Least You Need to Know: Indicator Variables and Linearity of Expectation

Indicator variables turn counting questions into algebra. Define one indicator for each event of interest, sum them to count how many events occur, and then use linearity of expectation to compute the expected count. The key advantage is that independence is often unnecessary.

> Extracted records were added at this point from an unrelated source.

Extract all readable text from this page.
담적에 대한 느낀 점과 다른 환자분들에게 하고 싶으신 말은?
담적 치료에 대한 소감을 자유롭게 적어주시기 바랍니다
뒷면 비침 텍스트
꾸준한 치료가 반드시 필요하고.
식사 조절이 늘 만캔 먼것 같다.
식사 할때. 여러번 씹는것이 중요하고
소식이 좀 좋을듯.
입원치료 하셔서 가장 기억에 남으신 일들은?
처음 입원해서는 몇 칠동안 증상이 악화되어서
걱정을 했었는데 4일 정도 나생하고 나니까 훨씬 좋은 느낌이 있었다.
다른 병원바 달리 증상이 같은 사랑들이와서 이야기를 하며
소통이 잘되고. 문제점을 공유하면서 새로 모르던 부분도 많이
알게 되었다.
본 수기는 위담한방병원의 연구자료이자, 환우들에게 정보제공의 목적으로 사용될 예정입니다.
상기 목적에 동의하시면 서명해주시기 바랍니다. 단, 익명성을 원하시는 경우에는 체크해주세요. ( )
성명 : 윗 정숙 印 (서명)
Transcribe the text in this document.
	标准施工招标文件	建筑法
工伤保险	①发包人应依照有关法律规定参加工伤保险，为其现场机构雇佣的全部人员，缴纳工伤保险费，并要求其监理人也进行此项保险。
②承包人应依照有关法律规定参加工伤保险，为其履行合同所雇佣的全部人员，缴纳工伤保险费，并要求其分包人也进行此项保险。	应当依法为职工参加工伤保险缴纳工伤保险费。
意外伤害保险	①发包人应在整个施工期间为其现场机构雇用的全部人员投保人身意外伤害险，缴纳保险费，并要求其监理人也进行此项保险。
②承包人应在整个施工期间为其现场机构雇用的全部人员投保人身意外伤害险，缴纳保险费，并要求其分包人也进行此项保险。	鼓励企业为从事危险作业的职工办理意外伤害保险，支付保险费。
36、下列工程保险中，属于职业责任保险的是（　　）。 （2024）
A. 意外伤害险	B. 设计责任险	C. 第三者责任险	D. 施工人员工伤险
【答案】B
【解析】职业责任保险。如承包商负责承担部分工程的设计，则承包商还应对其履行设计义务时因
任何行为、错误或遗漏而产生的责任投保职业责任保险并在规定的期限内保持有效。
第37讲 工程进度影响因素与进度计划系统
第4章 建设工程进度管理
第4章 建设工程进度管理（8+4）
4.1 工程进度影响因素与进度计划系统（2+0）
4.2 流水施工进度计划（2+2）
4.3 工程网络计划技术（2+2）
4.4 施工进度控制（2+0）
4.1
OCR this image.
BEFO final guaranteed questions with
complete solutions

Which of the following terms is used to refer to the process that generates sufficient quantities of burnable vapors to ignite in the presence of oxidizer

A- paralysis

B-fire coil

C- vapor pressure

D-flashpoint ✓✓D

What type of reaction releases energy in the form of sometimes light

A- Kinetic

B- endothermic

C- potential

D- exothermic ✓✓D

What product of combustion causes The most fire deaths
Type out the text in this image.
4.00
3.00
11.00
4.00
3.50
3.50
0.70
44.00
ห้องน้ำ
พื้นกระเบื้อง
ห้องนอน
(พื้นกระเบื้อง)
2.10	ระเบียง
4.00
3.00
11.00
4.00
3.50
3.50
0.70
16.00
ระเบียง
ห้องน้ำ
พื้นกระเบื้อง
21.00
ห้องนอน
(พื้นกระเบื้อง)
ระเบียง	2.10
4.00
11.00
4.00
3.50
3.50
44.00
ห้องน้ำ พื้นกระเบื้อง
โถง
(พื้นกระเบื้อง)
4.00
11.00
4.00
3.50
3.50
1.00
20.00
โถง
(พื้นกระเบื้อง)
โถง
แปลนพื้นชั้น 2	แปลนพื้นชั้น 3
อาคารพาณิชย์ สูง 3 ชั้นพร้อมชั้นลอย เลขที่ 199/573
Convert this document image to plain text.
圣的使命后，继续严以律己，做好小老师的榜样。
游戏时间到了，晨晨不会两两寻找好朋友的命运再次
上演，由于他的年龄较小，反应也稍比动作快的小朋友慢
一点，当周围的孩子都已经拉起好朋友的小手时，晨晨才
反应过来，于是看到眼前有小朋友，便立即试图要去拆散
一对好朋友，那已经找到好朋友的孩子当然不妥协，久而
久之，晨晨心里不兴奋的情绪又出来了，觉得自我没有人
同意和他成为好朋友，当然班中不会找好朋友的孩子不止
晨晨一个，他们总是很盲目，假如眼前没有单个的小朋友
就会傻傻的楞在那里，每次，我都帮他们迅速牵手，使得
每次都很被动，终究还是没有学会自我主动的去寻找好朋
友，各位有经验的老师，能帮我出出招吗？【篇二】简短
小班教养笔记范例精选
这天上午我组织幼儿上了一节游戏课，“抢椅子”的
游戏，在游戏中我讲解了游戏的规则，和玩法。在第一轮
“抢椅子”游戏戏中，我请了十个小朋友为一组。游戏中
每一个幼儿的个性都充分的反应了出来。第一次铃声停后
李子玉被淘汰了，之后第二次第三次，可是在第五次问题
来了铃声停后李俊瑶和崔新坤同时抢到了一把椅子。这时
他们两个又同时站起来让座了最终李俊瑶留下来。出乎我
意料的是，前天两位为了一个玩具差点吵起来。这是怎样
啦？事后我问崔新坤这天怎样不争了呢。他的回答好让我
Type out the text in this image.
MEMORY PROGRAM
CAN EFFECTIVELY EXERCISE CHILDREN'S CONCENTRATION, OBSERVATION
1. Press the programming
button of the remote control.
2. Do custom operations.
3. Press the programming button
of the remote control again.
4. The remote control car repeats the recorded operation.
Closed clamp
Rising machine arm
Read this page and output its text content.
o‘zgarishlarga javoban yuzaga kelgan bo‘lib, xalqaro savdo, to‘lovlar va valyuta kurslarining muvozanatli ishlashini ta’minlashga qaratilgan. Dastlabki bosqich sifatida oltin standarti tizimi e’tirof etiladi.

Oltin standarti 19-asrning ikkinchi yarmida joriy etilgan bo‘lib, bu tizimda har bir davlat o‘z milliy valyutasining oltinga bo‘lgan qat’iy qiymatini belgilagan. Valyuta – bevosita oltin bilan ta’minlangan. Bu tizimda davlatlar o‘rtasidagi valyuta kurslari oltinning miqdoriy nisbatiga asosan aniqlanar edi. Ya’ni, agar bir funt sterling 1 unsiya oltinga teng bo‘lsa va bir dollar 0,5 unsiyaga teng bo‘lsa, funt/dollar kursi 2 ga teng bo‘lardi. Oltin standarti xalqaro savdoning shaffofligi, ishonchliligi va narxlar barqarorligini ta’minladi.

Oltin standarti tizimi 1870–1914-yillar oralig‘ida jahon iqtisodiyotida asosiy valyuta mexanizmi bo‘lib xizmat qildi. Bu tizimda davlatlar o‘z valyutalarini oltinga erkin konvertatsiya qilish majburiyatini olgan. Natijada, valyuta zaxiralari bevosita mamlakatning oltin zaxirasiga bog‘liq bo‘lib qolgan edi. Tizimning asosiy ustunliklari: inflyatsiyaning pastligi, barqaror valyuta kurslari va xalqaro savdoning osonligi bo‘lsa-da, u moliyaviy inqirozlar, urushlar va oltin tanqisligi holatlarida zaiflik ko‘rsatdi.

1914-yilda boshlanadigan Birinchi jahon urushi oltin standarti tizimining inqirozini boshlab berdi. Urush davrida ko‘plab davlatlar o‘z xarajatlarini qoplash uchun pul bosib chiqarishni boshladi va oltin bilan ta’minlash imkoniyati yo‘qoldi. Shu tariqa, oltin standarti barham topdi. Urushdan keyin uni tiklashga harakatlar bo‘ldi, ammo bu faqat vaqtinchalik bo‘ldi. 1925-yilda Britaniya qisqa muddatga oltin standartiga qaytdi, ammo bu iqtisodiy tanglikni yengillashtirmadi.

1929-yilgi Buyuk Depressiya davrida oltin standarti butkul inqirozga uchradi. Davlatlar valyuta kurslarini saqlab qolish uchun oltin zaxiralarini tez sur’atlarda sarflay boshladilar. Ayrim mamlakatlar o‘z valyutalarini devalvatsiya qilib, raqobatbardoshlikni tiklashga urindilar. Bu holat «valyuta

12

The least you need to know

An indicator variable takes value 1 when an event happens and 0 otherwise.
A total count can often be written as a sum of indicators.
The expectation of an indicator is the probability of its event.
Linearity of expectation says `E[X+Y]=E[X]+E[Y]` even without independence.
This method is standard for expected counts such as collisions, inversions, and matches.

Key notation

I_E indicator variable of event `E`, equal to 1 if `E` happens and 0 otherwise

E[I_E] probability that event `E` happens

linearity of expectation expectation of a sum equals the sum of expectations

Tiny worked example

Let `X` be the number of collisions in a hash table.
Define `I_{i,j}=1` when keys `i` and `j` collide, else 0.
Then `X = sum I_{i,j}` over all pairs.
Taking expectations gives `E[X] = sum E[I_{i,j}] = sum P(i and j collide)`.

Common mistakes

Students often overcomplicate expected counts by trying to compute the whole distribution.
Linearity of expectation does not require the indicators to be independent.
The main step is expressing the count as a sum of indicators.

How to recognize this kind of problem

The prompt asks for an expected number of bad pairs, matches, collisions, or inversions.
There is a natural yes/no event for each object or pair of objects.
A sum of 0-1 variables counts the total of interest exactly.